English is also the official language for maritime and aeronautical communications, for the United Nations, the International Olympic Committee; it is the primary or official language for nearly 100 countries around the globe. For those who can’t speak English, they are at risk of being marginalized, a phenomenon taking place both far and near. Consider: An estimated one in four children in the United States are from immigrant families and live in households where a language other than English is spoken. As a result, in American schools, there is a significant learning gap between English-language learners and native English speakers.

Being able to teach English to nonnative speakers is of critical importance. Under Jourdenais’s purview at MIIS are both the programs in intensive English and teaching English to speakers of other languages. (The former is for international students seeking to learn English; the latter trains people to teach English.) Here are some of Jourdenais’s thoughts on the learning and teaching of English:

On the need for understanding English
There’s the business and commerce equation, as I mentioned. English is increasingly seen as the lingua franca of the world. If you want to participate in the global economy, if you want to be globally literate, knowing how to speak and read English can maximize your possibilities. Likewise, if we look inwardly at our own country, the demographics of the United States are changing. The number of people who speak languages other than English is increasing. And English serves as a common language for U.S. residents as well. As such, there is a critical need in our country and our schools for teachers who can teach English to nonnative speakers—to help close a critical learning gap between those who come to school English-fluent and those who need to develop their English skills along with their academic knowledge.

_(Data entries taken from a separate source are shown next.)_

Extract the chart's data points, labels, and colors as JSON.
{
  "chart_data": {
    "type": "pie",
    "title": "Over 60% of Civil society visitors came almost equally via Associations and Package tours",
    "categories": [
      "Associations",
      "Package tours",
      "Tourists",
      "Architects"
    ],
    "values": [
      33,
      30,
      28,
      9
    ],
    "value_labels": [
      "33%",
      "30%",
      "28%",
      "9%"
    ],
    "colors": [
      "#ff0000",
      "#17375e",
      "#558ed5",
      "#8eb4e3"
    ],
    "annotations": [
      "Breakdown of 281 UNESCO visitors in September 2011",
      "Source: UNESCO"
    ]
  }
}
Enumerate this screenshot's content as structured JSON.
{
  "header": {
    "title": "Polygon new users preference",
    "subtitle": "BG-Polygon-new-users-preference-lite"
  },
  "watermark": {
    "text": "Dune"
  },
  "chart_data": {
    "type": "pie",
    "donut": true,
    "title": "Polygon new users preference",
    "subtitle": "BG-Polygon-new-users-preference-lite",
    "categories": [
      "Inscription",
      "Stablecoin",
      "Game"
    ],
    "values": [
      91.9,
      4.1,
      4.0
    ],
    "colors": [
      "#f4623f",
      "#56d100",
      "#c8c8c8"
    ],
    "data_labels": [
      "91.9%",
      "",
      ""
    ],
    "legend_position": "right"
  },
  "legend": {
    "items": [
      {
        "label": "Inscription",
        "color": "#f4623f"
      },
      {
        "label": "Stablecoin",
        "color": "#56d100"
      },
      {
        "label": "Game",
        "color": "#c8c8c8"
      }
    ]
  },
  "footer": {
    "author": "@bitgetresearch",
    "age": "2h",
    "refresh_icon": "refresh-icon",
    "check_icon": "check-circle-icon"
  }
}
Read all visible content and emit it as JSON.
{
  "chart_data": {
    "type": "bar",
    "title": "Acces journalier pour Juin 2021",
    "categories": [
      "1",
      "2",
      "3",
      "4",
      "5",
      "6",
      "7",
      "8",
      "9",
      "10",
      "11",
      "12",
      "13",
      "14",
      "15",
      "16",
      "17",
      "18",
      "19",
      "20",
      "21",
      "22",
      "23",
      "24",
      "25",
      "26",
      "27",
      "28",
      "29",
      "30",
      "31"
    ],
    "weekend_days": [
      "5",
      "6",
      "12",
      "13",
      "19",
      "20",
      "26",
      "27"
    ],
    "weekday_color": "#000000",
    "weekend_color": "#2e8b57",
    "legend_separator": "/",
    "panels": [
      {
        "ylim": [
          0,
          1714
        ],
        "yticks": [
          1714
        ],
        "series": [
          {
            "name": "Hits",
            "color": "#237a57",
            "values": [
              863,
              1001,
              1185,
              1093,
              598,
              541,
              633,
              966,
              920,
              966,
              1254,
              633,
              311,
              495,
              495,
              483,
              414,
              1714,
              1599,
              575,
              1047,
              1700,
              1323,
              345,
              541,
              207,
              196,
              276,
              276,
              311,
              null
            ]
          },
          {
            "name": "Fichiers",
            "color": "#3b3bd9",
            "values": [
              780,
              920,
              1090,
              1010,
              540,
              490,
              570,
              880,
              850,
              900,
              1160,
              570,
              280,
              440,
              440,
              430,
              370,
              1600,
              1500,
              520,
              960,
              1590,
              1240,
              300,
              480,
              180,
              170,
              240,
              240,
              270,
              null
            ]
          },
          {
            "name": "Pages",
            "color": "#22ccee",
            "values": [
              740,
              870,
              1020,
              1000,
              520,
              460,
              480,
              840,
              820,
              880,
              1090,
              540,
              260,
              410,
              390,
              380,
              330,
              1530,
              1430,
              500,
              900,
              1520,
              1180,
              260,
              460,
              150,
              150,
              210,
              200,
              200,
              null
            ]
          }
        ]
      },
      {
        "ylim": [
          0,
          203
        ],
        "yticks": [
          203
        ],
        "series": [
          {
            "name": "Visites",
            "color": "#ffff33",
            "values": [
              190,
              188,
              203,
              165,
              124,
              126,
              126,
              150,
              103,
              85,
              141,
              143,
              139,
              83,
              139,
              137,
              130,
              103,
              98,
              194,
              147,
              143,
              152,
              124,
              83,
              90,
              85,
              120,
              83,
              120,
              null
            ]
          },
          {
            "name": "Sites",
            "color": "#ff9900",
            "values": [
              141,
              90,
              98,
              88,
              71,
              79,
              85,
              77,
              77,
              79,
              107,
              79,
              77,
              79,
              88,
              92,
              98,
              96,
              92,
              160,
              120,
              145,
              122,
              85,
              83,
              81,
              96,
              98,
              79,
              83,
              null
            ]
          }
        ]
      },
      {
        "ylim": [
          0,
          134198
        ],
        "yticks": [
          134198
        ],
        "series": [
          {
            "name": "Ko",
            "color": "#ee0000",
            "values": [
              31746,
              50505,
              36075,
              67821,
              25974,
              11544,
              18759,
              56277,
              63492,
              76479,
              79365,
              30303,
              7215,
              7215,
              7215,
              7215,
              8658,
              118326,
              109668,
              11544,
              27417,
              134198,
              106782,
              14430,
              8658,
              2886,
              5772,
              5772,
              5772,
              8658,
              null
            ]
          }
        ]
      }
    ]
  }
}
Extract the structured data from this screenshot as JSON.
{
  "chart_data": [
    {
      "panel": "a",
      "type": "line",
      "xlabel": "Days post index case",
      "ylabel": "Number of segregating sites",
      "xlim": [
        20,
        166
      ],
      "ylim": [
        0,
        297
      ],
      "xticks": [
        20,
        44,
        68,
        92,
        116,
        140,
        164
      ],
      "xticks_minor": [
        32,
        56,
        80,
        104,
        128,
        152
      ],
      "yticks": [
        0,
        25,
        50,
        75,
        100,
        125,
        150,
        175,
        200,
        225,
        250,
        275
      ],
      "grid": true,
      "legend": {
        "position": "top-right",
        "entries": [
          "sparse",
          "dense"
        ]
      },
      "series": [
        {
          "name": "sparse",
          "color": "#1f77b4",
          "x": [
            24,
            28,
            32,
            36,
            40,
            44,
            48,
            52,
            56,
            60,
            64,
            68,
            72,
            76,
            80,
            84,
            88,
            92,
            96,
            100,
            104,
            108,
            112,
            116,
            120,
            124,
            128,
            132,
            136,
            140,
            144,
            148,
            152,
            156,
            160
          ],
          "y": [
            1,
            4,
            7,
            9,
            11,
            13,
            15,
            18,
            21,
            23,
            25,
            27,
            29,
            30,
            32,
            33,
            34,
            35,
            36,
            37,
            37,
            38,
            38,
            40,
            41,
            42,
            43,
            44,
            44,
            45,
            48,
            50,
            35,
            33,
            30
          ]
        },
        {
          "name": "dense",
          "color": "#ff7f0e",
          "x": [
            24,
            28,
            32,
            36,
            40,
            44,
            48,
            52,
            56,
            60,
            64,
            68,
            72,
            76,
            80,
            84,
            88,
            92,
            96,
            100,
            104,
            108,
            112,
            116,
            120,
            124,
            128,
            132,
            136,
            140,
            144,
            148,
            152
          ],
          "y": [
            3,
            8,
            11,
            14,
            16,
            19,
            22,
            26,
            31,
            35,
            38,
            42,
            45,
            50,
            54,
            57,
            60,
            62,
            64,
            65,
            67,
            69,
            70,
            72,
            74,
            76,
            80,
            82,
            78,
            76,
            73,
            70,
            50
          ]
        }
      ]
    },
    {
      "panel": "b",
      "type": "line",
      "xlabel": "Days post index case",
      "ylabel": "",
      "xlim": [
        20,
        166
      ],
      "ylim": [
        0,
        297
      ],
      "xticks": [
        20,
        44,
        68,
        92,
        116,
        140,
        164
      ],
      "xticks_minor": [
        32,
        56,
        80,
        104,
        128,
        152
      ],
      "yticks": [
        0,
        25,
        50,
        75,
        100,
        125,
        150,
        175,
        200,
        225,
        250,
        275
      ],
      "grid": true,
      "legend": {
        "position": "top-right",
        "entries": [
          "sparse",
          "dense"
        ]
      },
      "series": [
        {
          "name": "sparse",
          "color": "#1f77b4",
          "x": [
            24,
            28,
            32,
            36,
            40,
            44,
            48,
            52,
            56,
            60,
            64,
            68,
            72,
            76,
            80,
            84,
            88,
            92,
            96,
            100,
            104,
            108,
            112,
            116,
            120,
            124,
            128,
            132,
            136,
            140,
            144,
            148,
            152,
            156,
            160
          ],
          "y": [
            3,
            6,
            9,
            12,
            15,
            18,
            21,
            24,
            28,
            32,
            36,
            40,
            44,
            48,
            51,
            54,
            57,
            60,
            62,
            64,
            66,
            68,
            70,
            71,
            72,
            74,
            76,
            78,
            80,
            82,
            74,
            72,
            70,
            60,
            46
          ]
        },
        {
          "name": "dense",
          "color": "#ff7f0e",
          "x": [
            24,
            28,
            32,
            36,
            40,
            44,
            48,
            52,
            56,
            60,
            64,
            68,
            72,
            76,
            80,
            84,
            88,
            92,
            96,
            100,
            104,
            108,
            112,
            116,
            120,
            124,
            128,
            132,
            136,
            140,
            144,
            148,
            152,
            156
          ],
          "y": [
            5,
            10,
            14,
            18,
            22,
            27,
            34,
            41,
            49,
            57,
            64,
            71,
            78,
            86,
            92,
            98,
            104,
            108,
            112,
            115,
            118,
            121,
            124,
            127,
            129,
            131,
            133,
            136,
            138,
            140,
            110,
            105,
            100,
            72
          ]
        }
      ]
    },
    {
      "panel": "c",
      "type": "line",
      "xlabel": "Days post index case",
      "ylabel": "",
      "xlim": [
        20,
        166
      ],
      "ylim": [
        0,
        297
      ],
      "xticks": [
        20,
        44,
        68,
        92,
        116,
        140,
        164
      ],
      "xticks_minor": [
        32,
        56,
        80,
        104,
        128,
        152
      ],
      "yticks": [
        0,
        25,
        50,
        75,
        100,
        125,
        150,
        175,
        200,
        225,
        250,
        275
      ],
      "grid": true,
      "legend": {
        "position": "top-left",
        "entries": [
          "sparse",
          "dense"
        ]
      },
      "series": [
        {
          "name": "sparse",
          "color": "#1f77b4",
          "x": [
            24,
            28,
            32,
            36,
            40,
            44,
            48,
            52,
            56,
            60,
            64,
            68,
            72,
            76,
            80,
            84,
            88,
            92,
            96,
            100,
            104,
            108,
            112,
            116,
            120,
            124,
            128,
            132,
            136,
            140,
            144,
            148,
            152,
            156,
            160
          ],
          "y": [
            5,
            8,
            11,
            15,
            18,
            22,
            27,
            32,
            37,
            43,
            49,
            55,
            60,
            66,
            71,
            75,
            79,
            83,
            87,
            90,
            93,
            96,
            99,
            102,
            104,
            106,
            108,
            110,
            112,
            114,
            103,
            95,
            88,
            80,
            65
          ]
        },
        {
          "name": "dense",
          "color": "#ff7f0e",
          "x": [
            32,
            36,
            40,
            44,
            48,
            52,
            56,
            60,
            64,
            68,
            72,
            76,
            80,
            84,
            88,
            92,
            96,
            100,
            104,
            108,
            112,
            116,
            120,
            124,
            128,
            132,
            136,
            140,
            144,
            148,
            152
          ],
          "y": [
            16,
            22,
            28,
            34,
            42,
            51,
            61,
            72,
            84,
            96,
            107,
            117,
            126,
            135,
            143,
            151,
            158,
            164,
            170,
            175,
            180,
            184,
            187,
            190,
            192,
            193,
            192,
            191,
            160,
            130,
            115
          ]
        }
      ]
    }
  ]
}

On the teaching of English to nonnative speakers
Too often, people assume that if you can speak a language, if you are “fluent” in a language, then you can teach it. That’s not entirely true. Those who want to teach English to speakers of other languages need to know why people need the language and how they acquire it. These potential teachers need a sound linguistic foundation—they have to understand linguistic theory, the structures of language, and theories of how languages are learned. And then there is language pedagogy—how best to teach languages and engage students in their learning experience. These teachers also need to be prepared to teach students who come from different backgrounds with different ways of learning. All of this is so important—these teachers are giving their students a voice in the world.